Academic & Student Affairs

Principles of assessment

When designing assessments the following principles should be considered:

Validity
Reliability
Transparency
Inclusivity and equitability
Relevance
Manageable
Practicable
Range of assessments
Assessment criteria

Validity

Does the assessment task assess what you want it to assess?  If students are asked to ‘evaluate’ or ‘analyse’ are these skills going to be assessed or are they able to provide a perfect answer by regurgitating lecture material? 

Validity ensures that assessment tasks and the assessment criteria effectively measure the student’s attainment of the intended learning outcomes at an appropriate level.

Reliability

Total reliability of a particular assessment would mean that different assessors using the same assessment criteria and mark scheme would arrive at the same results.  This may be the case in some quantitative assessments.  Complete objectivity is otherwise hard to achieve.  With summative assessment it is, however, necessary that we aim for the goal of complete objectivity.  This means that there need to be explicit intended learning outcomes and assessment criteria.  Students should have access to them when the assessment task is set.  Where there are multiple markers they should be discussed.  In an ideal world they should be ‘tested’ on a sample of cases to ensure that all markers are applying the criteria consistently. 

Moderation and/or double marking are means of ensuring consistency between markers and internal consistency for an individual marker. 

Transparency

It is important that all those involved in an assessment – students, tutors, external examiners – receive clear, accurate, consistent and timely information on the assessment tasks and procedures.  Are they aware of the purpose of the assessment; the associated assessment criteria; and the assessment regulations?  Do students receive detailed briefs on the task(s)?

Inclusive and equitable

Assessment tasks should be designed to ensure that individuals or groups are not disadvantaged.  Questions to ask include:

Do tasks limit or unfairly benefit a particular group?  For example, does one group have an advantage over another because of work previously done?

Is a task accessible by all regardless of their physical abilities? 

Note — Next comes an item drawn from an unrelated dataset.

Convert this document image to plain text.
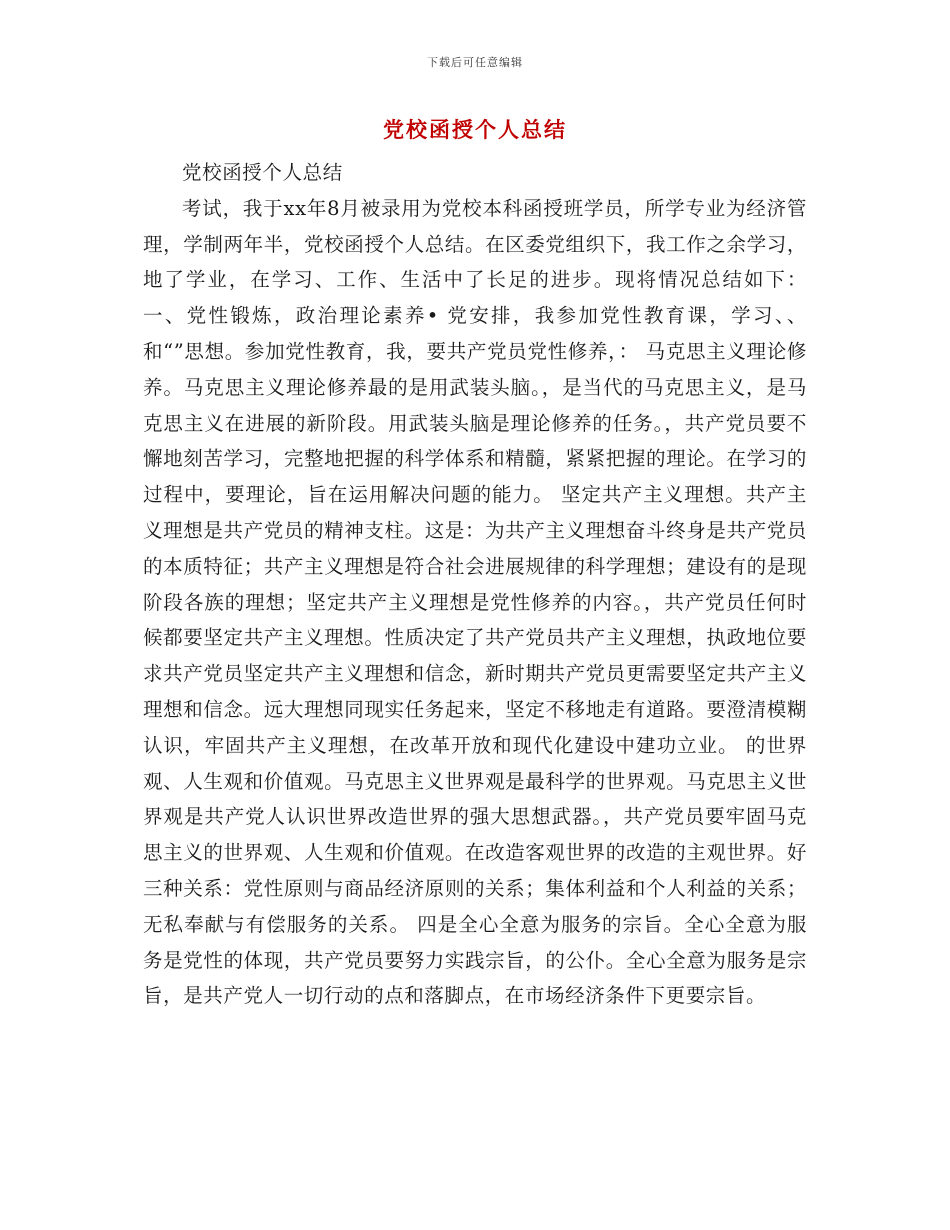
下载后可任意编辑
党校函授个人总结

党校函授个人总结

考试，我于xx年8月被录用为党校本科函授班学员，所学专业为经济管理，学制两年半，党校函授个人总结。在区委党组织下，我工作之余学习，地了学业，在学习、工作、生活中了长足的进步。现将情况总结如下： 一、党性锻炼，政治理论素养• 党安排，我参加党性教育课，学习、、和“”思想。参加党性教育，我，要共产党员党性修养，： 马克思主义理论修养。马克思主义理论修养最的是用武装头脑。，是当代的马克思主义，是马克思主义在进展的新阶段。用武装头脑是理论修养的任务。，共产党员要不懈地刻苦学习，完整地把握的科学体系和精髓，紧紧把握的理论。在学习的过程中，要理论，旨在运用解决问题的能力。 坚定共产主义理想。共产主义理想是共产党员的精神支柱。这是：为共产主义理想奋斗终身是共产党员的本质特征；共产主义理想是符合社会进展规律的科学理想；建设有的是现阶段各族的理想；坚定共产主义理想是党性修养的内容。，共产党员任何时候都要坚定共产主义理想。性质决定了共产党员共产主义理想，执政地位要求共产党员坚定共产主义理想和信念，新时期共产党员更需要坚定共产主义理想和信念。远大理想同现实任务起来，坚定不移地走有道路。要澄清模糊认识，牢固共产主义理想，在改革开放和现代化建设中建功立业。 的世界观、人生观和价值观。马克思主义世界观是最科学的世界观。马克思主义世界观是共产党人认识世界改造世界的强大思想武器。，共产党员要牢固马克思主义的世界观、人生观和价值观。在改造客观世界的改造的主观世界。好三种关系：党性原则与商品经济原则的关系；集体利益和个人利益的关系；无私奉献与有偿服务的关系。 四是全心全意为服务的宗旨。全心全意为服务是党性的体现，共产党员要努力实践宗旨，的公仆。全心全意为服务是宗旨，是共产党人一切行动的点和落脚点，在市场经济条件下更要宗旨。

Are different learning styles accommodated across a programme? 

Relevant

Academic assessment should be about assessing both knowledge and skills.  When devising assessment tasks it is important that it addresses the skills you want the student to develop.  In addition, they should be set in a context that is seen as having ‘real purpose’ behind the task and that there is a sense of a ‘real audience’ – one beyond the tutor – for whom the task would be done.

Manageable

The scheduling of assignments and the amount of assessed work required should provide a reliable and valid profile of achievement without overloading staff or students. 

Practicable

Can the task(s) be done in the time available?  Can the task(s) be achieved within existing constraints such as student numbers, accommodation facilities etc?  Are the tasks achievable by the students at their level of study?

It is important that the overall workload is examined from the point of view of both staff and students.  Does all the work come at the end of the modules?  Are students over assessed?  Is it necessary for each intended learning outcome to be assessed separately? 

Range of assessment methods

We all have learning style preferences.  Equally, we have preferred ways to communicate our learning.  Are students exposed to a range of assessment methods across their programme?  Do they have opportunities to practise a new assessment method before a summative assessment? 

Assessment criteria

It is important that students are aware of the criteria against which their work will be judged.  This is part of transparency.  Are students able to use the criteria to judge their own work?  Are they involved in the formulation of assessment criteria?